Czułem, że jest wyczerpana; wyczytałem to z rytmu, w jakim kołysała się na grzbiecie osiołka, z układu widocznej pod brzuchem zwierzęcia bosej stopy, o której wiedziałem, że jest obolała od marszu po skalistych bezdrożach. Wyczuwałem wiele rzeczy, których moje oczy nie potrafiły dostrzec. Jej siłę, tak różną od siły wbitego w pancerz żołnierza, który prowadził osła za uzdę. I jej urodę. Też inną, odmienną od urody młodych kobiet mojego świata. I smutek.
Nie musiałem zaglądać w jej oczy, na pewno wielkie, bardzo ciemne i bardzo błyszczące, by wiedzieć, jak mało jest w nich radości. Nie chciałem w nie zaglądać, choć mogłem: koniec mojej pryczy prawie dotykał ściany z zakratowanym oknem. Wystarczyło odepchnąć się od glinianego muru, by dopaść prętów i ogarnąć wzrokiem większy, prawdziwszy kawałek świata. Może nawet – gdybym okazał się szybszy – wyciągając z całych sił ramię, zdołałbym musnąć koniuszkami palców podrapaną stopę ciemnookiej. Ale nie zrobiłem tego.
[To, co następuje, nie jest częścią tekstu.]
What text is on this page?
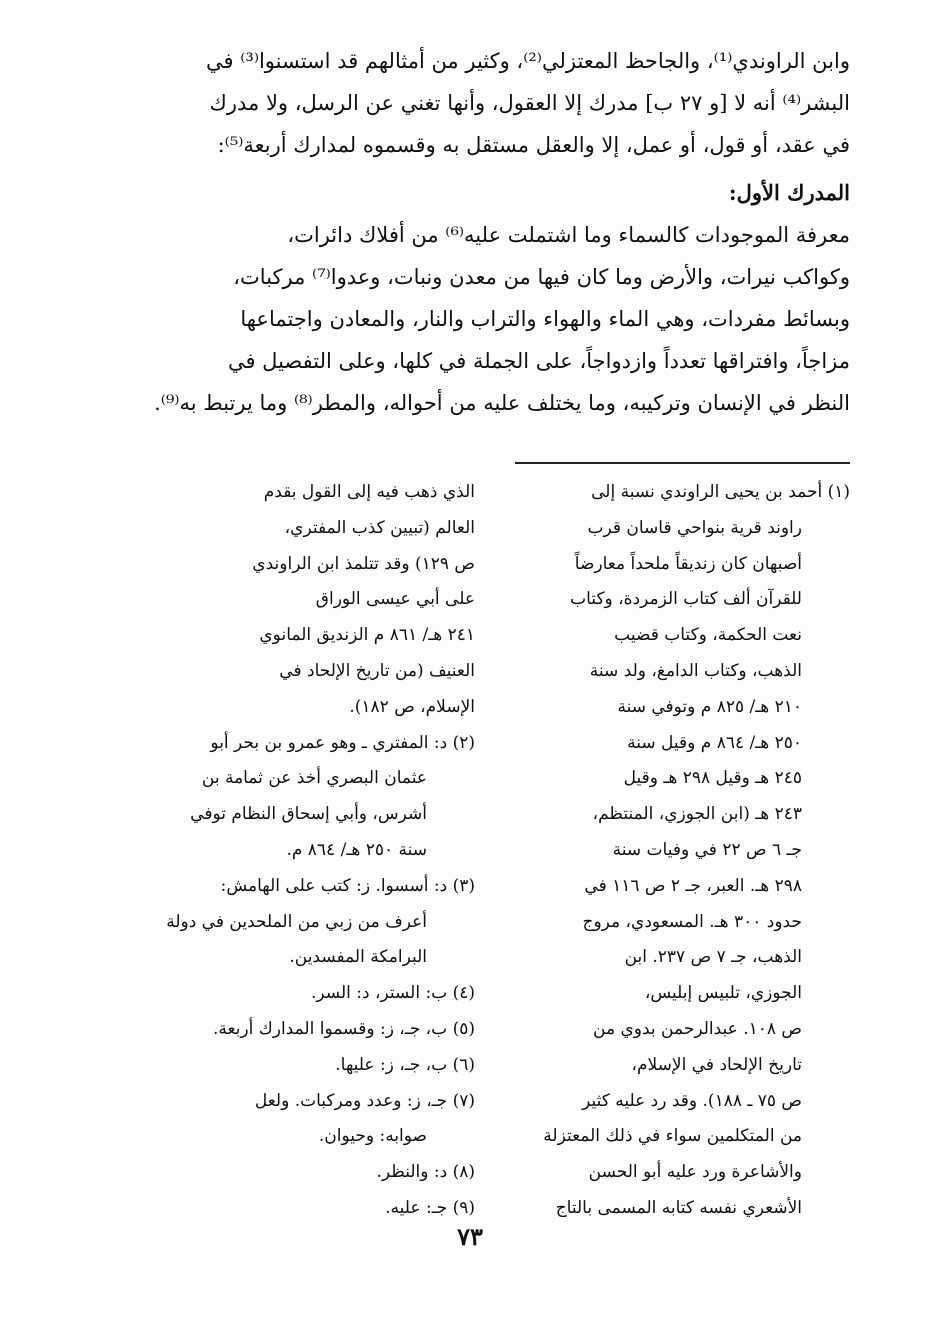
وابن الراوندي⁽¹⁾، والجاحظ المعتزلي⁽²⁾، وكثير من أمثالهم قد استسنوا⁽³⁾ في
البشر⁽⁴⁾ أنه لا [و ٢٧ ب] مدرك إلا العقول، وأنها تغني عن الرسل، ولا مدرك
في عقد، أو قول، أو عمل، إلا والعقل مستقل به وقسموه لمدارك أربعة⁽⁵⁾:
المدرك الأول:
معرفة الموجودات كالسماء وما اشتملت عليه⁽⁶⁾ من أفلاك دائرات،
وكواكب نيرات، والأرض وما كان فيها من معدن ونبات، وعدوا⁽⁷⁾ مركبات،
وبسائط مفردات، وهي الماء والهواء والتراب والنار، والمعادن واجتماعها
مزاجاً، وافتراقها تعدداً وازدواجاً، على الجملة في كلها، وعلى التفصيل في
النظر في الإنسان وتركيبه، وما يختلف عليه من أحواله، والمطر⁽⁸⁾ وما يرتبط به⁽⁹⁾.
(١) أحمد بن يحيى الراوندي نسبة إلى
راوند قرية بنواحي قاسان قرب
أصبهان كان زنديقاً ملحداً معارضاً
للقرآن ألف كتاب الزمردة، وكتاب
نعت الحكمة، وكتاب قضيب
الذهب، وكتاب الدامغ، ولد سنة
٢١٠ هـ/ ٨٢٥ م وتوفي سنة
٢٥٠ هـ/ ٨٦٤ م وقيل سنة
٢٤٥ هـ وقيل ٢٩٨ هـ وقيل
٢٤٣ هـ (ابن الجوزي، المنتظم،
جـ ٦ ص ٢٢ في وفيات سنة
٢٩٨ هـ. العبر، جـ ٢ ص ١١٦ في
حدود ٣٠٠ هـ. المسعودي، مروج
الذهب، جـ ٧ ص ٢٣٧. ابن
الجوزي، تلبيس إبليس،
ص ١٠٨. عبدالرحمن بدوي من
تاريخ الإلحاد في الإسلام،
ص ٧٥ ـ ١٨٨). وقد رد عليه كثير
من المتكلمين سواء في ذلك المعتزلة
والأشاعرة ورد عليه أبو الحسن
الأشعري نفسه كتابه المسمى بالتاج
الذي ذهب فيه إلى القول بقدم
العالم (تبيين كذب المفتري،
ص ١٢٩) وقد تتلمذ ابن الراوندي
على أبي عيسى الوراق
٢٤١ هـ/ ٨٦١ م الزنديق المانوي
العنيف (من تاريخ الإلحاد في
الإسلام، ص ١٨٢).
(٢) د: المفتري ـ وهو عمرو بن بحر أبو
عثمان البصري أخذ عن ثمامة بن
أشرس، وأبي إسحاق النظام توفي
سنة ٢٥٠ هـ/ ٨٦٤ م.
(٣) د: أسسوا. ز: كتب على الهامش:
أعرف من زبي من الملحدين في دولة
البرامكة المفسدين.
(٤) ب: الستر، د: السر.
(٥) ب، جـ، ز: وقسموا المدارك أربعة.
(٦) ب، جـ، ز: عليها.
(٧) جـ، ز: وعدد ومركبات. ولعل
صوابه: وحيوان.
(٨) د: والنظر.
(٩) جـ: عليه.
٧٣
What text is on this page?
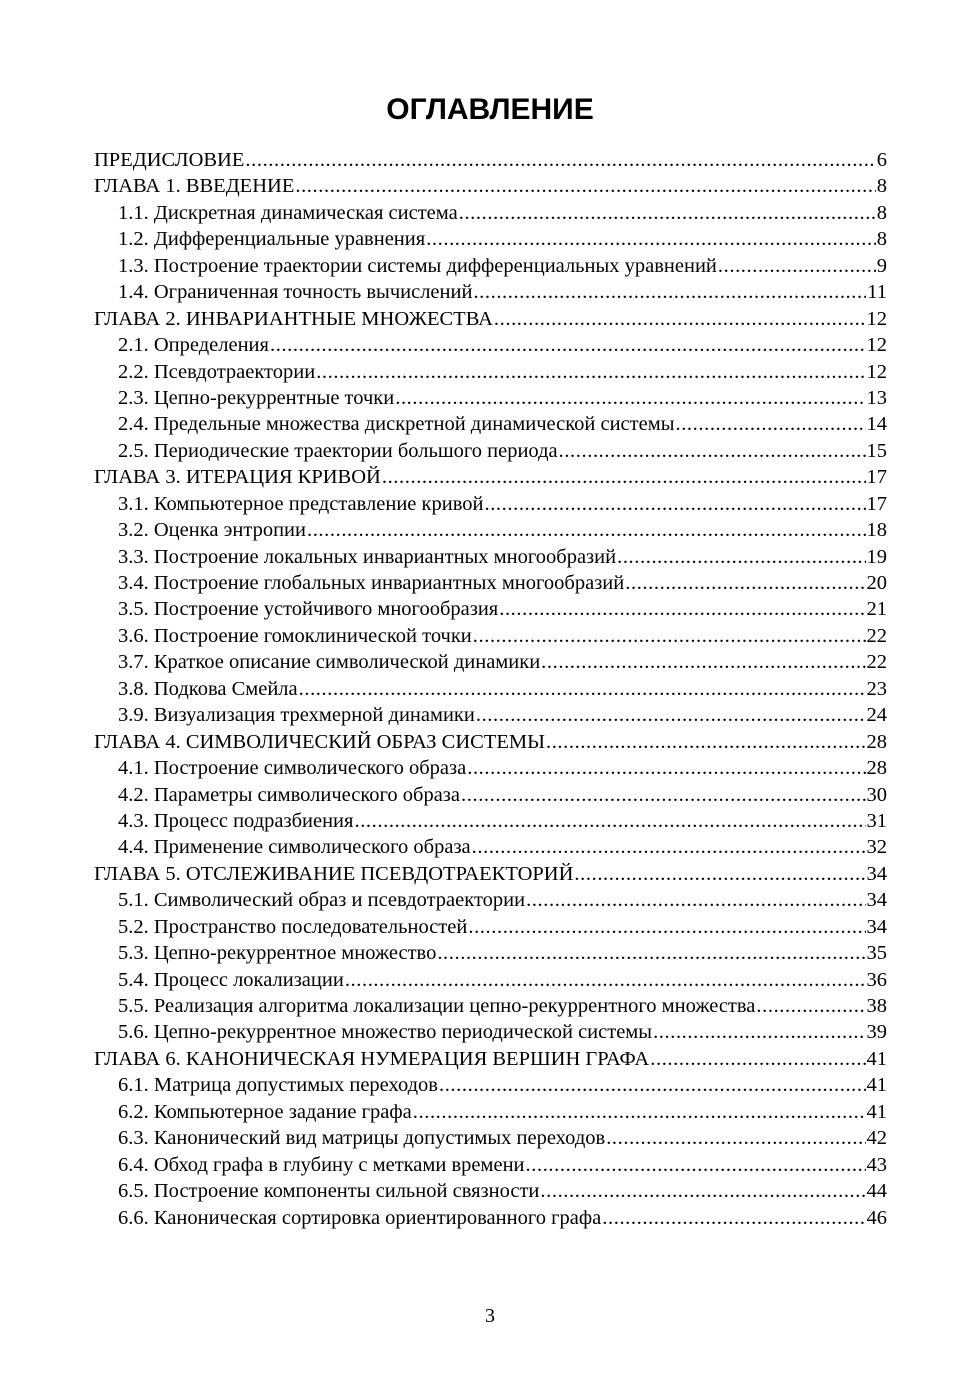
ОГЛАВЛЕНИЕ
ПРЕДИСЛОВИЕ .....	6
ГЛАВА 1. ВВЕДЕНИЕ .....	8
1.1. Дискретная динамическая система .....	8
1.2. Дифференциальные уравнения .....	8
1.3. Построение траектории системы дифференциальных уравнений .....	9
1.4. Ограниченная точность вычислений .....	11
ГЛАВА 2. ИНВАРИАНТНЫЕ МНОЖЕСТВА .....	12
2.1. Определения .....	12
2.2. Псевдотраектории .....	12
2.3. Цепно-рекуррентные точки .....	13
2.4. Предельные множества дискретной динамической системы .....	14
2.5. Периодические траектории большого периода .....	15
ГЛАВА 3. ИТЕРАЦИЯ КРИВОЙ .....	17
3.1. Компьютерное представление кривой .....	17
3.2. Оценка энтропии .....	18
3.3. Построение локальных инвариантных многообразий .....	19
3.4. Построение глобальных инвариантных многообразий .....	20
3.5. Построение устойчивого многообразия .....	21
3.6. Построение гомоклинической точки .....	22
3.7. Краткое описание символической динамики .....	22
3.8. Подкова Смейла .....	23
3.9. Визуализация трехмерной динамики .....	24
ГЛАВА 4. СИМВОЛИЧЕСКИЙ ОБРАЗ СИСТЕМЫ .....	28
4.1. Построение символического образа .....	28
4.2. Параметры символического образа .....	30
4.3. Процесс подразбиения .....	31
4.4. Применение символического образа .....	32
ГЛАВА 5. ОТСЛЕЖИВАНИЕ ПСЕВДОТРАЕКТОРИЙ .....	34
5.1. Символический образ и псевдотраектории .....	34
5.2. Пространство последовательностей .....	34
5.3. Цепно-рекуррентное множество .....	35
5.4. Процесс локализации .....	36
5.5. Реализация алгоритма локализации цепно-рекуррентного множества .....	38
5.6. Цепно-рекуррентное множество периодической системы .....	39
ГЛАВА 6. КАНОНИЧЕСКАЯ НУМЕРАЦИЯ ВЕРШИН ГРАФА .....	41
6.1. Матрица допустимых переходов .....	41
6.2. Компьютерное задание графа .....	41
6.3. Канонический вид матрицы допустимых переходов .....	42
6.4. Обход графа в глубину с метками времени .....	43
6.5. Построение компоненты сильной связности .....	44
6.6. Каноническая сортировка ориентированного графа .....	46
3
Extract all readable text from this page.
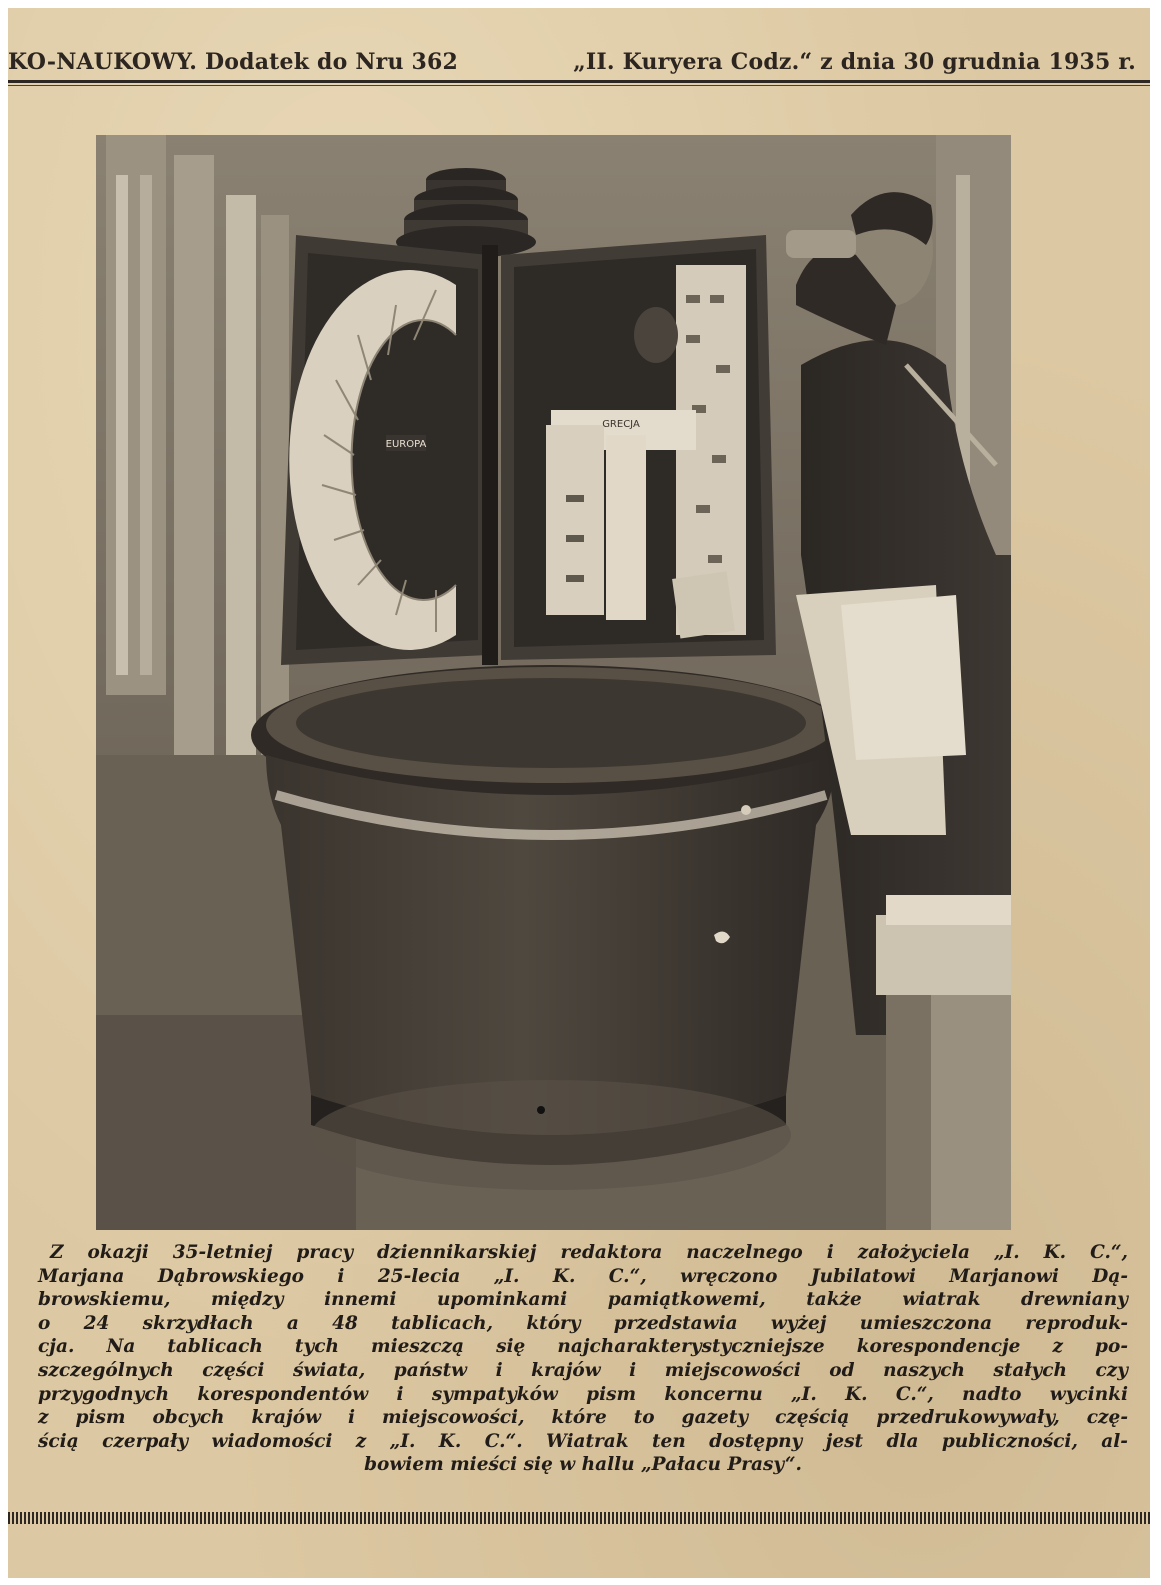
KO-NAUKOWY. Dodatek do Nru 362	„II. Kuryera Codz.“ z dnia 30 grudnia 1935 r.
EUROPA
GRECJA
Z okazji 35-letniej pracy dziennikarskiej redaktora naczelnego i założyciela „I. K. C.“,
Marjana Dąbrowskiego i 25-lecia „I. K. C.“, wręczono Jubilatowi Marjanowi Dą-
browskiemu, między innemi upominkami pamiątkowemi, także wiatrak drewniany
o 24 skrzydłach a 48 tablicach, który przedstawia wyżej umieszczona reproduk-
cja. Na tablicach tych mieszczą się najcharakterystyczniejsze korespondencje z po-
szczególnych części świata, państw i krajów i miejscowości od naszych stałych czy
przygodnych korespondentów i sympatyków pism koncernu „I. K. C.“, nadto wycinki
z pism obcych krajów i miejscowości, które to gazety częścią przedrukowywały, czę-
ścią czerpały wiadomości z „I. K. C.“. Wiatrak ten dostępny jest dla publiczności, al-
bowiem mieści się w hallu „Pałacu Prasy“.
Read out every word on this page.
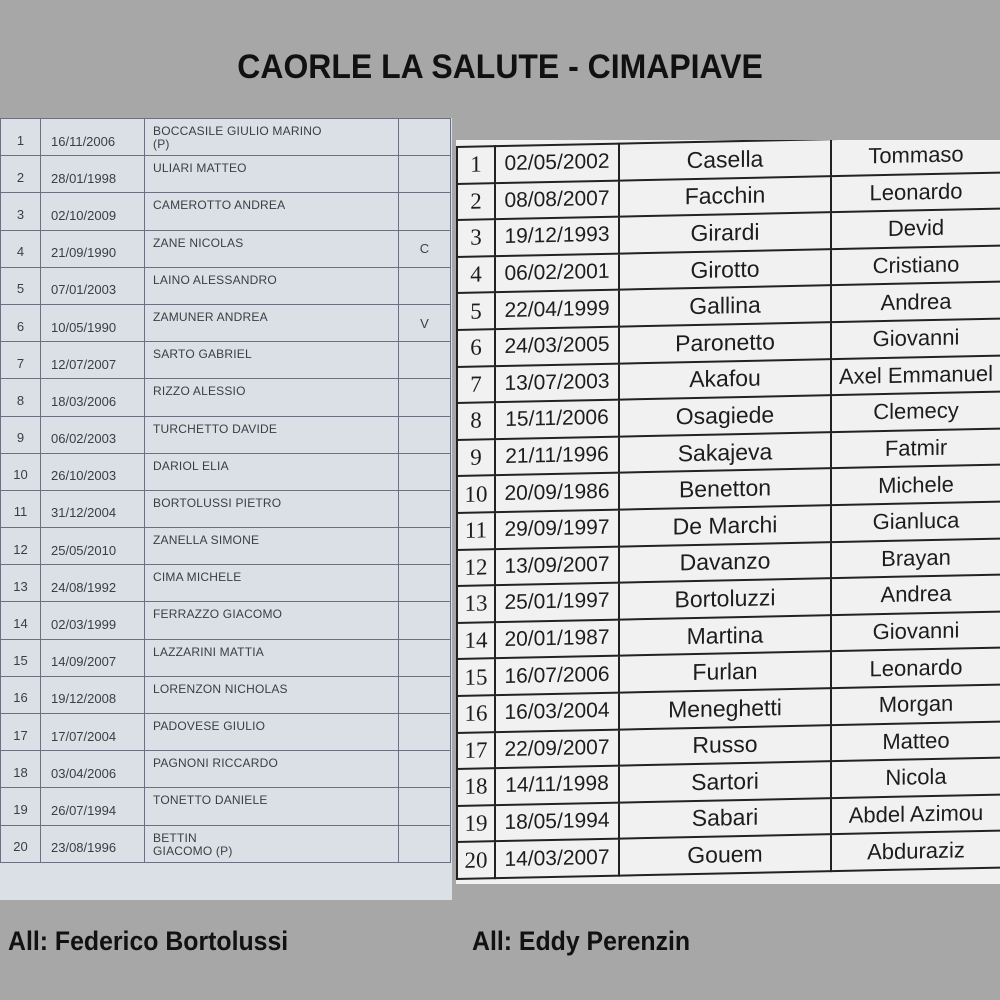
CAORLE LA SALUTE - CIMAPIAVE
1	16/11/2006	BOCCASILE GIULIO MARINO
(P)	

2	28/01/1998	ULIARI MATTEO	

3	02/10/2009	CAMEROTTO ANDREA	

4	21/09/1990	ZANE NICOLAS	C
5	07/01/2003	LAINO ALESSANDRO	

6	10/05/1990	ZAMUNER ANDREA	V
7	12/07/2007	SARTO GABRIEL	

8	18/03/2006	RIZZO ALESSIO	

9	06/02/2003	TURCHETTO DAVIDE	

10	26/10/2003	DARIOL ELIA	

11	31/12/2004	BORTOLUSSI PIETRO	

12	25/05/2010	ZANELLA SIMONE	

13	24/08/1992	CIMA MICHELE	

14	02/03/1999	FERRAZZO GIACOMO	

15	14/09/2007	LAZZARINI MATTIA	

16	19/12/2008	LORENZON NICHOLAS	

17	17/07/2004	PADOVESE GIULIO	

18	03/04/2006	PAGNONI RICCARDO	

19	26/07/1994	TONETTO DANIELE	

20	23/08/1996	BETTIN
GIACOMO (P)	

1	02/05/2002	Casella	Tommaso
2	08/08/2007	Facchin	Leonardo
3	19/12/1993	Girardi	Devid
4	06/02/2001	Girotto	Cristiano
5	22/04/1999	Gallina	Andrea
6	24/03/2005	Paronetto	Giovanni
7	13/07/2003	Akafou	Axel Emmanuel
8	15/11/2006	Osagiede	Clemecy
9	21/11/1996	Sakajeva	Fatmir
10	20/09/1986	Benetton	Michele
11	29/09/1997	De Marchi	Gianluca
12	13/09/2007	Davanzo	Brayan
13	25/01/1997	Bortoluzzi	Andrea
14	20/01/1987	Martina	Giovanni
15	16/07/2006	Furlan	Leonardo
16	16/03/2004	Meneghetti	Morgan
17	22/09/2007	Russo	Matteo
18	14/11/1998	Sartori	Nicola
19	18/05/1994	Sabari	Abdel Azimou
20	14/03/2007	Gouem	Abduraziz
All: Federico Bortolussi	All: Eddy Perenzin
Był grudzień, z nieba lał się żar, od którego drżało powietrze, a ona jechała na osiołku. Zawsze wyobrażałem to sobie właśnie tak i choć nigdy nie wierzyłem, by u źródeł tej wizji było coś więcej niż piękny mit, siedziałem w bezruchu nawet wtedy, gdy po kobiecie i jej kłapouchu pozostała tylko chmurka wirującego w słońcu kurzu.
Uśmiechnąłem się do osadzonych w glinie krat mojej celi. Był grudzień, z nieba lał się żar, a Betlejem leżało raptem sto dni marszu stąd.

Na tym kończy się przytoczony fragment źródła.